Great job on the article! Love the editorial work.... Anytime the government wants to leave ambiguous language up to the interpretation of themselves, it's all bad for the citizens. Typical over-reaching government trying to make a buck.... Love the way you stuck by your guns too on not caving in to the previous posts on the ultra weak threat of the dreaded cancellation..... Get the language right first, then put it to vote....

Channel IO's picture

Protection of an area, especially the wilderness by government makes's their job to ensure those who would don't abuse it.

Charging someone for access to it, whether park admission or permits to stay, photo or video it should already be covered by our tax dollars that are squandered away needlessly already.

I just had a four paragraph diatribe, but decided, what's the point, it only serves to get us onto yet another 'government list' as delusional, paranoid dissidents for questioning their overreach.

What can be done so the tides revert to where the government serves us instead of us serving them?

Censorship, embedded journalistic limitations to "HOW" the truth can be told, according to their wishes, and now we must PAY for the privilege?!

Did I go to sleep one night and wake up in one of the other multiverses?
Man, time travel can be a bitch!

-I pay for the water I drink (Nestle' has already taken the rights away from many of the 1.2 billion of India's people who must now rebuy the water that is already scarce to them...if you can't afford the rupees to pay...die)
-I pay for the food I eat. (and if Monsanto, Burpee and other seed companies and food processors get their way and continue patenting the food we eat, we will be at their mercy to get 'permission' to eat food grown by us)
-I pay to eliminate these from my body via governmental systems or face threat of arrest for indecent exposure, littering, defacing government property, lewd acts, etc. using what nature has already provided. (Do they charge bears, deer, wolves and other wildlife to use government sewage?...I guess that's another story)
-Now we are being charged for what we see that we want to share with the world?

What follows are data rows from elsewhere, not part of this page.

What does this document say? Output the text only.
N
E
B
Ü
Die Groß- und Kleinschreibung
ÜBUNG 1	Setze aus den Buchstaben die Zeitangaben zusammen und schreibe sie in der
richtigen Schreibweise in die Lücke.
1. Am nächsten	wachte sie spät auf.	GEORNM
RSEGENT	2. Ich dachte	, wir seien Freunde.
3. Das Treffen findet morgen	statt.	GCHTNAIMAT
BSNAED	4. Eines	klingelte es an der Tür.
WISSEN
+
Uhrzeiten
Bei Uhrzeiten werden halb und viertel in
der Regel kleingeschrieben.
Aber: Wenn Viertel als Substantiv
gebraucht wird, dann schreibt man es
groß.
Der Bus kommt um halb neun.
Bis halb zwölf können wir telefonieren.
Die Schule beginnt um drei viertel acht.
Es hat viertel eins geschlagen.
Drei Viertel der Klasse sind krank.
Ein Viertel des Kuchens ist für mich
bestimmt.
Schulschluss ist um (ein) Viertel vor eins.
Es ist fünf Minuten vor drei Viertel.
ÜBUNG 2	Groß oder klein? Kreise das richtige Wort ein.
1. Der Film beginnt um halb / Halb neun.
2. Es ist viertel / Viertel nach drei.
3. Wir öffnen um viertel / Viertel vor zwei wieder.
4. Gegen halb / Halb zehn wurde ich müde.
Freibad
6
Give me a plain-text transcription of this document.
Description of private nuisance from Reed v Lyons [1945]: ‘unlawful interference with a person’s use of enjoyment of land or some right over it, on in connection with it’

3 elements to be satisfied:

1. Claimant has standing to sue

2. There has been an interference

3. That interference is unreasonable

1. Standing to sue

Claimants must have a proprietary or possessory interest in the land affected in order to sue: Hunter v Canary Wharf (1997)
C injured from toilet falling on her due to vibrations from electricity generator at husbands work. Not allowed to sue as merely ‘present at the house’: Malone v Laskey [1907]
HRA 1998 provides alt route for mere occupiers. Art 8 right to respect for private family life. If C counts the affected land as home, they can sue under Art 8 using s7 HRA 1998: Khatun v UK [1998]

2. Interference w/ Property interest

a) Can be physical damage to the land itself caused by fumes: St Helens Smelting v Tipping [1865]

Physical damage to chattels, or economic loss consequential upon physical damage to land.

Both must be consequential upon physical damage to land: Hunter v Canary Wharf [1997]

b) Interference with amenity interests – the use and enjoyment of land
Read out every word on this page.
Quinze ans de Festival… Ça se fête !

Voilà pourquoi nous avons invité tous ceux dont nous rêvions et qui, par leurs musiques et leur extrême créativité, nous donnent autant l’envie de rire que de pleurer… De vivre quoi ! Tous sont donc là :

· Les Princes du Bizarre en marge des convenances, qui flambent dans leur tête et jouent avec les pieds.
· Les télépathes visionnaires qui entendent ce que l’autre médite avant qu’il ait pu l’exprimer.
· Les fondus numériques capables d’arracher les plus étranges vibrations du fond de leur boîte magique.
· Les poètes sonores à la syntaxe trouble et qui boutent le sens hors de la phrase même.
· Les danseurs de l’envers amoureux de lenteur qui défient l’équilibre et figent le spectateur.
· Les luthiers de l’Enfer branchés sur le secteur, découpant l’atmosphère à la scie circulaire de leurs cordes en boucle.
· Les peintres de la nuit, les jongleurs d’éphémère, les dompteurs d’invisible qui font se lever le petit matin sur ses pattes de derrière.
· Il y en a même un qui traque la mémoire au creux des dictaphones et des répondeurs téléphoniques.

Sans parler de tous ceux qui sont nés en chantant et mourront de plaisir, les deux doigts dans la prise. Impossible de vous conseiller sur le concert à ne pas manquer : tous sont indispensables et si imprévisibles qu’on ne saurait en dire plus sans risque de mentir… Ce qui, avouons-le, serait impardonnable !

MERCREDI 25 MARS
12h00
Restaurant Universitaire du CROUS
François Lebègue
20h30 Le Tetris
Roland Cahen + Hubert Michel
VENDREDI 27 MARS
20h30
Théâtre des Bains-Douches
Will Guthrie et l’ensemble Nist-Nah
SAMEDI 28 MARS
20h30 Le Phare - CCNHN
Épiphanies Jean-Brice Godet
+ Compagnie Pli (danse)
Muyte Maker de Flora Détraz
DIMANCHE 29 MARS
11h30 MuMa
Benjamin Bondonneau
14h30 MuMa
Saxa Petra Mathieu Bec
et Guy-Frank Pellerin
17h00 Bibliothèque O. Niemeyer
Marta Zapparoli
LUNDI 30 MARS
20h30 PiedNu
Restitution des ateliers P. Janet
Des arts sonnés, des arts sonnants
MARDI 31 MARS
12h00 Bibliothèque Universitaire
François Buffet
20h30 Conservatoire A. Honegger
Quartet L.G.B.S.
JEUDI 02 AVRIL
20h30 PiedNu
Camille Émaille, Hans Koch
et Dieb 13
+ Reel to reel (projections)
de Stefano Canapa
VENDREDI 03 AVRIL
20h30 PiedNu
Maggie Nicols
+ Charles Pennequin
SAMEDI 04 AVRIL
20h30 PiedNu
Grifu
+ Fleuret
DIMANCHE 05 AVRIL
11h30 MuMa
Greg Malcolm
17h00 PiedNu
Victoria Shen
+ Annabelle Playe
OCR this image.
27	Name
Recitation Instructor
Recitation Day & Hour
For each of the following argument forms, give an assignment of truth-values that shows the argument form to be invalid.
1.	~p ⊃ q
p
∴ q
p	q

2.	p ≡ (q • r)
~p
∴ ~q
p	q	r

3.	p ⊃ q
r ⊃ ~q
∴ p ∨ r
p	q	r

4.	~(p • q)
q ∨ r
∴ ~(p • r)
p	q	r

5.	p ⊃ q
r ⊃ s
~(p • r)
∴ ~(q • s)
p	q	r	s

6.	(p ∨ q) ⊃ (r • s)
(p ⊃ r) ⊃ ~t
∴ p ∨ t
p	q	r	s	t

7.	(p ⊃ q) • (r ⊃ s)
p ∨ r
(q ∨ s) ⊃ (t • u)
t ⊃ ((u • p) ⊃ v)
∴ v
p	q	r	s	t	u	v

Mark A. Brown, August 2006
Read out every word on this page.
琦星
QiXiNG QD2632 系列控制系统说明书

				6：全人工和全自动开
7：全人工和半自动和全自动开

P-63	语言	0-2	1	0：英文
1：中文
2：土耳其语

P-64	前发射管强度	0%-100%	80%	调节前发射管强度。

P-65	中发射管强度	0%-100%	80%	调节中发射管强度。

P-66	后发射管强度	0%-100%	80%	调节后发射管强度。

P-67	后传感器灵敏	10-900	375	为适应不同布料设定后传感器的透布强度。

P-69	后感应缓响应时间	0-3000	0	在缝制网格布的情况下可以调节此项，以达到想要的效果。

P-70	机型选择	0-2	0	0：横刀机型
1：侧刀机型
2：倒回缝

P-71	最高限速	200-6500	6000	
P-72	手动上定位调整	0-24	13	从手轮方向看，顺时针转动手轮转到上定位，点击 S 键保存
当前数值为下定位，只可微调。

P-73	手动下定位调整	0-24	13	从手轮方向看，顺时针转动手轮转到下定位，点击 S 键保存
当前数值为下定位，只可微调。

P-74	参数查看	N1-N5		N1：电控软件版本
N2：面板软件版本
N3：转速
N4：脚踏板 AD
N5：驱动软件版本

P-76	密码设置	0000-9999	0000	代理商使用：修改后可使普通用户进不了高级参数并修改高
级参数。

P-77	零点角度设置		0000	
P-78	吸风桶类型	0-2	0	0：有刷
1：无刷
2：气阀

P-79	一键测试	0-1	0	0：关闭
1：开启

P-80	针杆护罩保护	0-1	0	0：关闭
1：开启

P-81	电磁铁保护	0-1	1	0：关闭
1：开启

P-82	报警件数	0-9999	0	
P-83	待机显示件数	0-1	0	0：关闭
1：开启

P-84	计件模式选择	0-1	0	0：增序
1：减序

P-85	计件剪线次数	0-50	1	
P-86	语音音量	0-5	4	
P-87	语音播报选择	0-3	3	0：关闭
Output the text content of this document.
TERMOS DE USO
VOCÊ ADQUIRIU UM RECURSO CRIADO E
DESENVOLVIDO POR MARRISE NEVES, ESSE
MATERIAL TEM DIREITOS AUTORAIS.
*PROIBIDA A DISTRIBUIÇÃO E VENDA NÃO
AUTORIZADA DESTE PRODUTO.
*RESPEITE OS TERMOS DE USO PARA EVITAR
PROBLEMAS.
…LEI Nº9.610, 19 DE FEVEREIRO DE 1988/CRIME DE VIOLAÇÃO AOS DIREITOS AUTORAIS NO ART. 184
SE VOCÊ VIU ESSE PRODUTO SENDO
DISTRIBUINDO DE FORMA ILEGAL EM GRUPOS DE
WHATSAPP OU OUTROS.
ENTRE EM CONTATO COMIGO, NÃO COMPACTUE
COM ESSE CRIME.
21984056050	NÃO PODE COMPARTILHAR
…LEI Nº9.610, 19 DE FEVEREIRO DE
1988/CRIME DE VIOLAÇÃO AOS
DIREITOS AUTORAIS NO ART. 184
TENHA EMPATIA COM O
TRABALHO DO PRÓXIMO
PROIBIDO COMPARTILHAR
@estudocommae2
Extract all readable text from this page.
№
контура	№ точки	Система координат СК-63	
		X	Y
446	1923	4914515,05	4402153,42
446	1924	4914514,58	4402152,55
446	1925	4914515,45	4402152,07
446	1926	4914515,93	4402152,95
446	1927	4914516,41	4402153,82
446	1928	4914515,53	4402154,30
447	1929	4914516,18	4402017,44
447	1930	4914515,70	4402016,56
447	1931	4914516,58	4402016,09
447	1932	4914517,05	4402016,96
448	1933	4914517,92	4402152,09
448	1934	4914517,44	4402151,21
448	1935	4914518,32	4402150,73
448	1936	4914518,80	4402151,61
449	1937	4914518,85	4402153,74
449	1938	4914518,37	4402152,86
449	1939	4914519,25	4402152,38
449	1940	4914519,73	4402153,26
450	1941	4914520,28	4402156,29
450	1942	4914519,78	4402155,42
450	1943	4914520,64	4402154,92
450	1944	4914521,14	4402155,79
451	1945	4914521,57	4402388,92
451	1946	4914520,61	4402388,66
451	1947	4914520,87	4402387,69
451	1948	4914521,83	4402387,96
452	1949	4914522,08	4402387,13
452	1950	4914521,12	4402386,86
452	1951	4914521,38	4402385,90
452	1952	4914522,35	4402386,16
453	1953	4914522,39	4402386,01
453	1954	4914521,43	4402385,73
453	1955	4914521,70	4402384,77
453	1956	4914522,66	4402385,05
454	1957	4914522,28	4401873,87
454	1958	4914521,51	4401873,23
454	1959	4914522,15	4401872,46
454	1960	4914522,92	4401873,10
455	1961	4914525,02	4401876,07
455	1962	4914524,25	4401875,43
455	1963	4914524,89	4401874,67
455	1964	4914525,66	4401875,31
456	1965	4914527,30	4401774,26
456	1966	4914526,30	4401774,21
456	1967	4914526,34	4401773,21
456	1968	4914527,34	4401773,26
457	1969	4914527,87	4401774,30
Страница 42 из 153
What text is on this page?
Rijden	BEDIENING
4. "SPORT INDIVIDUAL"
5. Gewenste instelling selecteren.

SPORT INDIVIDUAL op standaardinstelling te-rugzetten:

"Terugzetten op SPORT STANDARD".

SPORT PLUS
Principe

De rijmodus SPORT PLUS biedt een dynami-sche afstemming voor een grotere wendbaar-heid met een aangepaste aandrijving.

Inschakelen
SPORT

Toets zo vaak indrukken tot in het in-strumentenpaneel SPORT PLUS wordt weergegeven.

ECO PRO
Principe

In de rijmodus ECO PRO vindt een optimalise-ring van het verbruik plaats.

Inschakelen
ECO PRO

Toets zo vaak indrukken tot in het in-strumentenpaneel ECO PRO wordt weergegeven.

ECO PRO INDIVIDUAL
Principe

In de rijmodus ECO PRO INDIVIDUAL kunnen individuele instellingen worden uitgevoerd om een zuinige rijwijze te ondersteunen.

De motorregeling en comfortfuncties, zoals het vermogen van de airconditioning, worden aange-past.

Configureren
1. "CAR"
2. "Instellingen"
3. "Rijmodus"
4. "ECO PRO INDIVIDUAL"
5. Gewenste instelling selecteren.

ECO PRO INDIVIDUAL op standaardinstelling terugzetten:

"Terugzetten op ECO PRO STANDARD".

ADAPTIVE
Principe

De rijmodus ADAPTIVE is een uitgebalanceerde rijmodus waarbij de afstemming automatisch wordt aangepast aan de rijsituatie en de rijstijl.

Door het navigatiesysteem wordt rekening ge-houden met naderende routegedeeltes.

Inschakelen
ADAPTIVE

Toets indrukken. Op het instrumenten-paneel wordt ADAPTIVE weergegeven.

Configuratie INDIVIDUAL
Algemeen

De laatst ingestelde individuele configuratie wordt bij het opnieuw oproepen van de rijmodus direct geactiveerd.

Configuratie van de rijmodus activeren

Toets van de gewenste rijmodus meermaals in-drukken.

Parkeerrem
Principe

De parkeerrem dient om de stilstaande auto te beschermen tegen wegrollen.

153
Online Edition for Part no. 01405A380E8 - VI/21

What about the birds in the morning... will be be charged for hearing them, or better yet, charge the birds a 'chirping' fee/tax?

When do they start charging/taxing us for the air we breath (you know that's on the way!)?

Being charged/taxed for the installation/implementation of equipment and services of more efficiently delivering water, sewage, trash, etc. makes sense only as far as to pay for these items. Not for these items to be metered.

Basically, charging $1,500 for taking photos of the wilderness is so far off to think that

A. most professional photographers don't make that much on every shoot, there for paying the government more to do our job than we'll actually make.
B. Telling everyone else, if you can't afford to pay us for taking these photos, fuck off or be at risk and/or threat of fines and incarceration (I guess we need to maintain our world domination in having the most people incarcerated in the world per capita.

I am tired of government agencies that are supposed to be "non-profit" entities charging us for things we as humans have an inalienable right to already.

The words describing what is actually going on would only land me in several 'interviews','watchlists' and 'no-fly lists' that I'm not already on.

philipatkinson's picture

Lots of views, a few rants.

Can someone explain clearly what the policy is?